Critics’ Picks

View of “Fawn Krieger: State of Matter,” 2021.

View of “Fawn Krieger: State of Matter,” 2021.

New York

Fawn Krieger

348 South 4th St.
January 10–February 14, 2021

Resistance is a manifestation of fierce hope. After Donald Trump was inaugurated in 2017, Fawn Krieger took this notion to heart and into her studio, where she began to make a new body of work by pressing fired, underglazed pieces of clay into ceramic, frame-like troughs, filled with wet, often dyed, cement. Four years and 113 sculptures later, Krieger’s “Experiments in Resistance,” 2017–21—a series of ceramics done in vibrant Atomic Age hues (’50s-bathroom pinks, subdued yellows, and Formica greens)—reads like a record of time, tactility, and emotional perspicacity. Arranged in clusters spanning the floor, set upon pedestals and shelves, or directly mounted onto the gallery’s walls, these hanging and freestanding objects—fifty-eight in total here—combine geometric and organic forms in considered yet spontaneous ways. In Experiment in Resistance 70, 2019, among the first pieces one encounters upon entering the exhibition, the dried cement looks chocolaty and malleable, like cookie dough. Squished within it are hollowed rectangles, which contain toylike cubes and cylinders that recall the textures and shapes of childhood, tinged by a subtle forcefulness.

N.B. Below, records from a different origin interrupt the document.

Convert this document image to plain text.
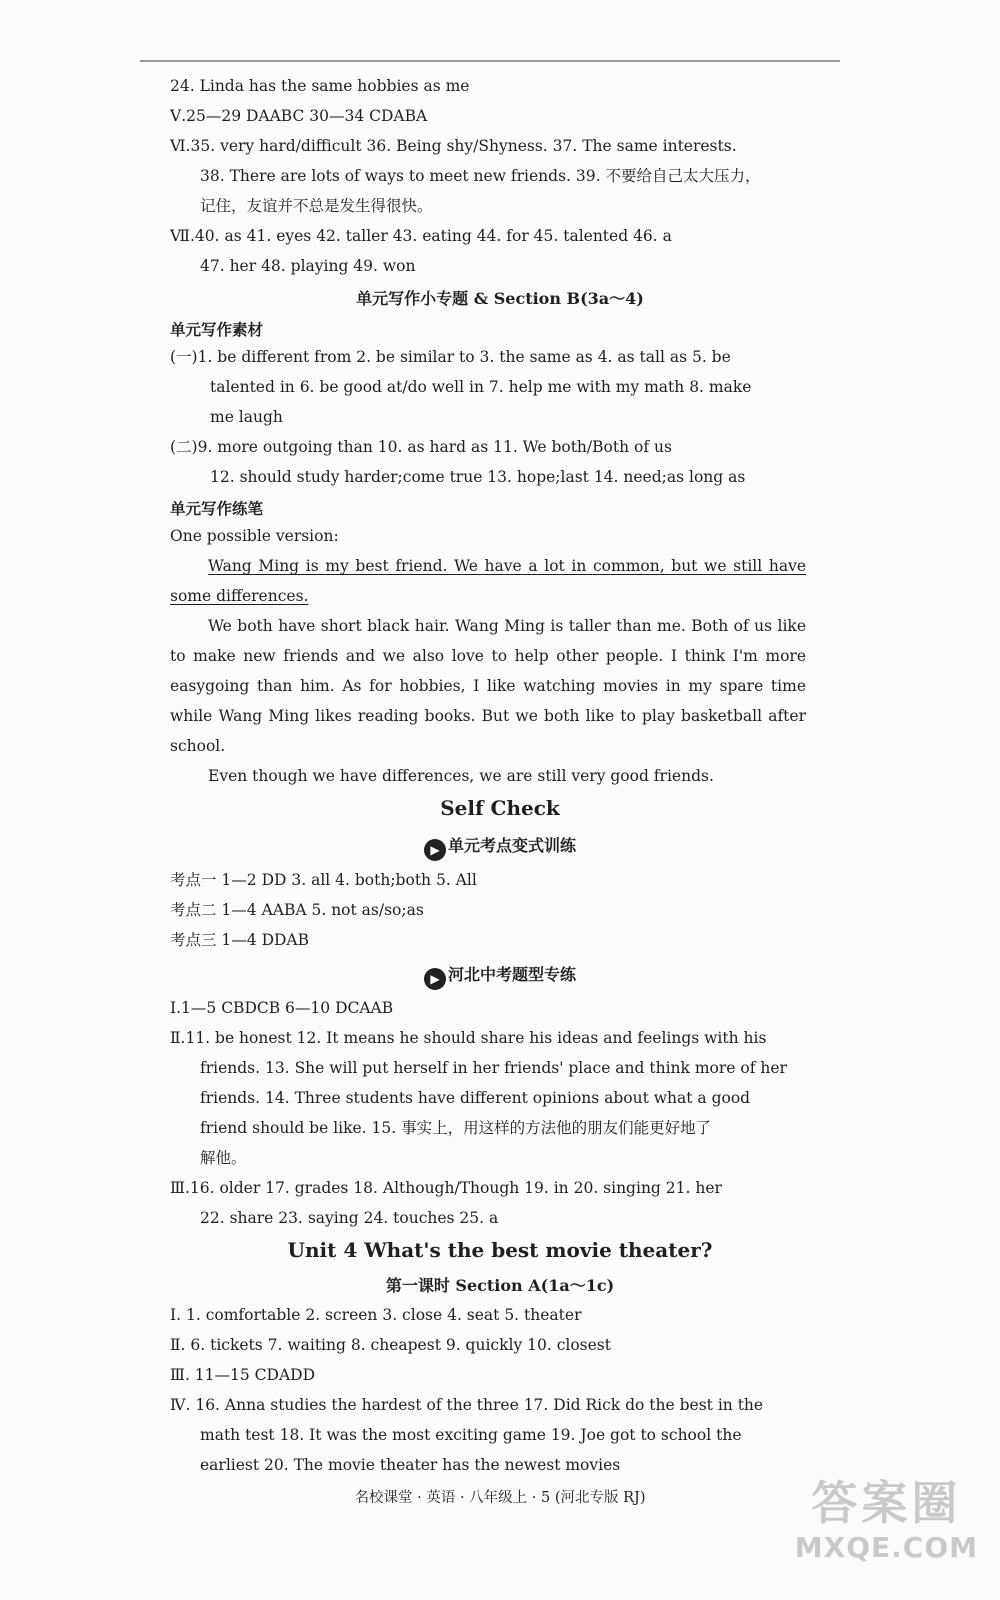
24. Linda has the same hobbies as me
Ⅴ.25—29 DAABC 30—34 CDABA
Ⅵ.35. very hard/difficult 36. Being shy/Shyness. 37. The same interests.
38. There are lots of ways to meet new friends. 39. 不要给自己太大压力，
记住，友谊并不总是发生得很快。
Ⅶ.40. as 41. eyes 42. taller 43. eating 44. for 45. talented 46. a
47. her 48. playing 49. won
单元写作小专题 & Section B(3a～4)
单元写作素材
(一)1. be different from 2. be similar to 3. the same as 4. as tall as 5. be
talented in 6. be good at/do well in 7. help me with my math 8. make
me laugh
(二)9. more outgoing than 10. as hard as 11. We both/Both of us
12. should study harder;come true 13. hope;last 14. need;as long as
单元写作练笔
One possible version:
Wang Ming is my best friend. We have a lot in common, but we still have some differences.
We both have short black hair. Wang Ming is taller than me. Both of us like to make new friends and we also love to help other people. I think I'm more easygoing than him. As for hobbies, I like watching movies in my spare time while Wang Ming likes reading books. But we both like to play basketball after school.
Even though we have differences, we are still very good friends.
Self Check
▶ 单元考点变式训练
考点一 1—2 DD 3. all 4. both;both 5. All
考点二 1—4 AABA 5. not as/so;as
考点三 1—4 DDAB
▶ 河北中考题型专练
Ⅰ.1—5 CBDCB 6—10 DCAAB
Ⅱ.11. be honest 12. It means he should share his ideas and feelings with his
friends. 13. She will put herself in her friends' place and think more of her
friends. 14. Three students have different opinions about what a good
friend should be like. 15. 事实上，用这样的方法他的朋友们能更好地了
解他。
Ⅲ.16. older 17. grades 18. Although/Though 19. in 20. singing 21. her
22. share 23. saying 24. touches 25. a
Unit 4 What's the best movie theater?
第一课时 Section A(1a～1c)
Ⅰ. 1. comfortable 2. screen 3. close 4. seat 5. theater
Ⅱ. 6. tickets 7. waiting 8. cheapest 9. quickly 10. closest
Ⅲ. 11—15 CDADD
Ⅳ. 16. Anna studies the hardest of the three 17. Did Rick do the best in the
math test 18. It was the most exciting game 19. Joe got to school the
earliest 20. The movie theater has the newest movies
名校课堂 · 英语 · 八年级上 · 5 (河北专版 RJ)	答案圈
MXQE.COM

The earliest sculptures from this series feel fairly restrained. Take Experiment in Resistance 7, 2017, in which a group of irregular, bone-colored rectangles and squares emerge from a dark field, as though they were the ruins of a buried city. However, Experiment in Resistance 107, 2020, is decidedly less quiet—the voluminous ceramic blocks embedded into the work’s half-moon structure are like packages stuffed tightly into a mailbox that might burst at any moment. In other pieces, the concrete takes over, its rough surface practically swallowing up the forms within, as we see in Experiment in Resistance 89 and 101, both 2020.

Krieger’s sculptures are documents of materiality and cultural tumult, as the show’s title, “State of Matter,” suggests. The artworks were made during a brutal period of time; nonetheless, their beauty underlines the stubborn tenacity of hope.